On Tue, Feb 16, 2021 at 10:00:42AM -0800, Yury Norov wrote: > On Tue, Feb 16, 2021 at 11:14:23AM +0200, Andy Shevchenko wrote: > > On Mon, Feb 15, 2021 at 01:30:44PM -0800, Yury Norov wrote: > > > [add David Laight <David.Laight@ACULAB.COM> ] > > > > > > On Sat, Jan 30, 2021 at 11:17:11AM -0800, Yury Norov wrote: > > > > Bitmap operations are much simpler and faster in case of small bitmaps > > > > which fit into a single word. In linux/bitmap.h we have a machinery that > > > > allows compiler to replace actual function call with a few instructions > > > > if bitmaps passed into the function are small and their size is known at > > > > compile time. > > > > > > > > find_*_bit() API lacks this functionality; despite users will benefit from > > > > it a lot.
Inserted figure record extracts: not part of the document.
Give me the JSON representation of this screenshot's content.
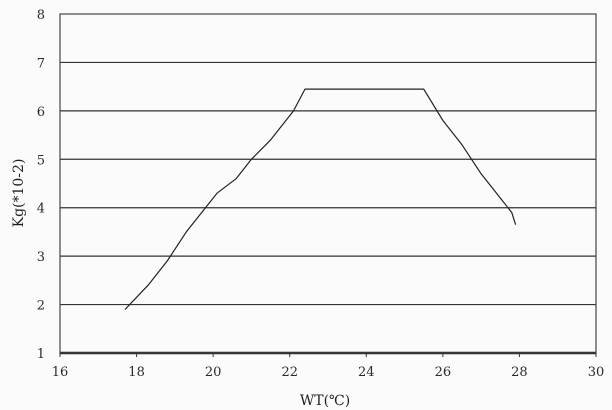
{
  "chart_data": {
    "type": "line",
    "title": "",
    "xlabel": "WT(℃)",
    "ylabel": "Kg(*10-2)",
    "xlim": [
      16,
      30
    ],
    "ylim": [
      1,
      8
    ],
    "x_ticks": [
      16,
      18,
      20,
      22,
      24,
      26,
      28,
      30
    ],
    "y_ticks": [
      1,
      2,
      3,
      4,
      5,
      6,
      7,
      8
    ],
    "grid": "horizontal",
    "legend": "none",
    "series": [
      {
        "x": [
          17.7,
          18.3,
          18.8,
          19.3,
          19.8,
          20.1,
          20.6,
          21.0,
          21.5,
          21.9,
          22.1,
          22.4,
          23.0,
          24.0,
          25.0,
          25.5,
          26.0,
          26.5,
          27.0,
          27.5,
          27.8,
          27.9
        ],
        "y": [
          1.9,
          2.4,
          2.9,
          3.5,
          4.0,
          4.3,
          4.6,
          5.0,
          5.4,
          5.8,
          6.0,
          6.45,
          6.45,
          6.45,
          6.45,
          6.45,
          5.8,
          5.3,
          4.7,
          4.2,
          3.9,
          3.65
        ]
      }
    ]
  }
}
One important example is cpumask subsystem when > > > > NR_CPUS <= BITS_PER_LONG. In the very best case, the compiler may replace > > > > a find_*_bit() call for such a bitmap with a single ffs or ffz instruction. > > > > > > > > Tools is synchronized with new implementation where needed. > > > > > > > > v1: https://www.spinics.net/lists/kernel/msg3804727.html > > > > v2: - employ GENMASK() for bitmaps; > > > > - unify find_bit inliners in; > > > > - address comments to v1; > > > > > > Comments so far: > > > - increased image size (patch #8) - addressed by introducing > > > CONFIG_FAST_PATH; > > > > > - split tools and kernel parts - not clear why it's better. > > > > Because tools are user space programs and sometimes may not follow kernel > > specifics, so they are different logically and changes should be separated. > > In this specific case tools follow kernel well. > > Nevertheless, if you think it's a blocker for the series, I can split. It's not a blocker from my side. But you make it harder to push like this, because you will need a tag from tools, which in my practice is quite hard to get -> blocker. My point is: don't make obstacles where we can avoid them. So, if tools won't take this, it won't block us. > What > option for tools is better for you - doubling the number of patches or > squashing everything in a patch bomb? Not a tools guy, but common sense tells me that the best approach is to follow kind of changes in the kernel (similar granularity).